Donc, je redescendis en rasant les murs, traversais le palier du deuxième étage, m’engageais dans l’escalier et soudain je perçus des rires, des bribes de conversations, quelques tintements de vaisselle émanant d’une partie de l’étage que je n’avais pas vue, dans mon dos, le couloir faisant un coude à cet endroit-là.
Des pieds chaussés de chaussons confortables et silencieux glissent derrière moi sur le dallage noir et blanc, une voix féminine retentit : « Hello ! Tu t’es perdue ? On a commencé, Ariane part très bientôt à Agadir, il a fallu avancer la séance ! Viens, entre. Thé, café ? »
Je ne pouvais que faire face au destin. J’entrai.
La pièce était spacieuse, les murs ornés d’affiches de cinéma, de dessins, de cartes postales, de miroirs aux cadres colorés. Des femmes, une quinzaine, occupaient une grande table couverte de feuilles de papier, de livres, de journaux, de tasses, d’assiettes et de verres. La dame du château, prénommée Ariane donc, recevait des copines pour un atelier écriture-lecture nocturne, car c’est bien connu, la nuit porte conseil.

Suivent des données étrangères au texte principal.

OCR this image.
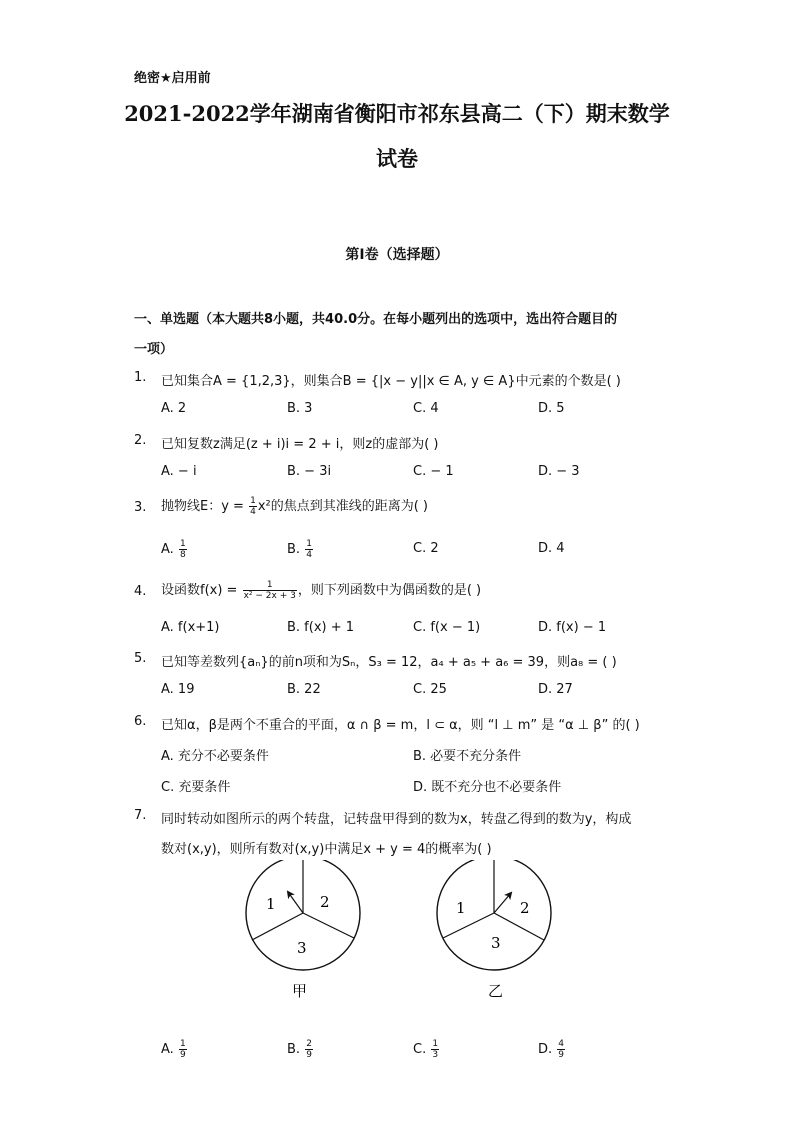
绝密★启用前
2021-2022学年湖南省衡阳市祁东县高二（下）期末数学
试卷
第I卷（选择题）
一、单选题（本大题共8小题，共40.0分。在每小题列出的选项中，选出符合题目的
一项）
1. 已知集合A = {1,2,3}，则集合B = {|x − y||x ∈ A, y ∈ A}中元素的个数是( )
A. 2	B. 3	C. 4	D. 5
2. 已知复数z满足(z + i)i = 2 + i，则z的虚部为( )
A. − i	B. − 3i	C. − 1	D. − 3
3. 抛物线E：$y = \frac{1}{4} x^2$的焦点到其准线的距离为( )
A. $\frac{1}{8}$	B. $\frac{1}{4}$	C. 2	D. 4
4. 设函数$f(x) = \frac{1}{\text{x² − 2x + 3}}$ ，则下列函数中为偶函数的是( )
A. f(x+1)	B. f(x) + 1	C. f(x − 1)	D. f(x) − 1
5. 已知等差数列{aₙ}的前n项和为Sₙ，S₃ = 12，a₄ + a₅ + a₆ = 39，则a₈ = ( )
A. 19	B. 22	C. 25	D. 27
6. 已知α，β是两个不重合的平面，α ∩ β = m，l ⊂ α，则 “l ⊥ m” 是 “α ⊥ β” 的( )
A. 充分不必要条件	B. 必要不充分条件
C. 充要条件	D. 既不充分也不必要条件
7. 同时转动如图所示的两个转盘，记转盘甲得到的数为x，转盘乙得到的数为y，构成
数对(x,y)，则所有数对(x,y)中满足x + y = 4的概率为( )
1	2
3
甲
1	2
3
乙
A. $\frac{1}{9}$	B. $\frac{2}{9}$	C. $\frac{1}{3}$	D. $\frac{4}{9}$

« Et si la nuit porte conseil, alors ne dors pas. Garde une oreille attentive et un œil ouvert, on ne sait jamais » me dit-elle, l’œil pétillant, l’index levé, en me tendant un stylo et une feuille blanche. Oui, justement, c’est ce que j’ai fait dis-je sans mentir, ni exagérer. C’est bien ce que j’ai fait…
Ariane avait tendu un fil, et je l’avais suivi.